Seit 1885 mit der Tochter des Bildhauers Emanuel Max von Wachstein verheiratet, beteiligte sich Willomitzer am gesellschaftlichen und kulturellen Leben der deutschen Einwohnerschaft Prags, zum Beispiel im Deutschen Schulverein, in der Lese- und Redehalle der deutschen Studenten in Prag und im satirischen Verein Orpheus. Er war Leiter des Vereins Schillerstiftung (1882) und Mitglied des Prager deutschen Schriftstellerverbands Concordia. Wahrscheinlich schon ab 1871 gehörte er mit Friedrich Adler, Josef Bayer (1827–1910), Alfred Klaar, Ottomar Keindl (1842–1925), Hugo Salus, Ottomar Keindl bzw. Emil Faktor zu den Schlüsselfiguren und zu den beliebtesten Persönlichkeiten der Prager deutschen Literaturszene.
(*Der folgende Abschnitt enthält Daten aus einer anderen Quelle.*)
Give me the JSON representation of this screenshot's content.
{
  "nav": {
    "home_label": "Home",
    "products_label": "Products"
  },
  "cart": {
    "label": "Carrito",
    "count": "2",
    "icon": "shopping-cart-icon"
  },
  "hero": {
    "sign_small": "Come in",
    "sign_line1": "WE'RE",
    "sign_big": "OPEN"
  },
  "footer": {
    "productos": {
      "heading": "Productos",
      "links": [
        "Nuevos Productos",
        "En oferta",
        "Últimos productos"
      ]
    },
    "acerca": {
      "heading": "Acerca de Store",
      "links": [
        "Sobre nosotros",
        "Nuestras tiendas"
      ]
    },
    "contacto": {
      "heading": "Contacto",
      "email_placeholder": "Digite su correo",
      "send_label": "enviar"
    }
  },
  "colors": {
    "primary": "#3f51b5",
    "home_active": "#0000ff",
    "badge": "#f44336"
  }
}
Im Deutschen Casino Prag organisierte er Vorträge von Gästen aus Österreich (Ludwig Anzengruber, Ludwig August Frankl von Hochwart) und Deutschland (Ludwig Büchner, Felix Dahn, Wilhelm Heinrich Riehl). Für die vereinigte deutsche Kandidatenliste der Deutschen Fortschrittspartei 1888 kandidierte er 1888 erfolglos bei den Ergänzungswahlen zum Böhmischen Landtag. Als er nach kurzer Krankheit gestorben war, wurde er unter großer Beteiligung des deutschsprachigen Prag auf den Friedhöfen Olšany begraben. Im Oktober 1937 wurde in seinem Geburtsort Beneschau ein Bronzegedenkstein enthüllt, der nach 1945 spurlos verschwand.
Theater
Im Prager Theaterleben wirkte Willomitzer über seine gesellschaftlichen Verbindungen. Von ihm beeinflusst wurden sein Freund Heinrich Teweles, Schauspieldramaturg am Deutschen Theater Prag (1887–1900), der Schauspielkritiker Friedrich Adler und Alfred Klaar, der als Theaterkritiker und -theoretiker im Deutschen Theaterverein eine große Rolle spielte. Wenig ist über Willomitzers Tätigkeit im Prager Verein bzw. Kabarett „Orpheus“ bekannt. Kleinere Texte von ihm finden sich aber auch in den Programmen des Berliner Kabaretts Überbrettl, das im Mai 1901 in Prag gastierte. Ein Beleg für Willomitzers beträchtlichen, wenn auch wenig sichtbaren Einfluss ist die Tatsache, dass das Prager deutsche Theater nach seinem Tod, am 2. Februar 1901, ihm zu Ehren einen Trauerabend organisierte.
Am Prager Deutschen Theater wurden drei Texte Willomitzers gespielt. Für konkrete Anlässe verfasst waren der „Silvester-Scherz“ Prosit Neujahr! (1893) und ein Festspiel zum 25. Jubiläum des deutschen Turnvereins Gut heil! (1892). Seine einaktige Konversationskomödie Die Kritik der reinen Vernunft wurde 1880 aufgeführt. In ihr geht es um das Werben zweier Männer um eine verheiratete Dame, das vom Ehemann der verführten, doch treu liebenden Gattin auf großmütige Art beendet wird. Das Stück wurde 1887 und 1898 wiederaufgenommen; gespielt wurde es noch 1901. Ein Prager deutscher Amateurtheaterverein setzte es vor Weihnachten 1921 erneut in Szene.
Literatur
- R. Reinhard, in: Eine Nacht im Mittelalter und andere Geschichten. 1911, S. 3 (mit einem Porträt)
- H. T. [H. Teweles]: Erinnerungen an Josef Willomitzer. Prag 1922 (mit Faksimiles von Gedichten W.s, die dem Autor gewidmet sind);
- Rudolf Wolkan: Geschichte der deutschen Literatur in Böhmen und in den Sudetenländern. Augsburg 1925, S. 93.
- J. A. Hegenbarth, in: Josef Willomitzer's lustiges Erbe, Böhm. Leipa 1938, S. 5.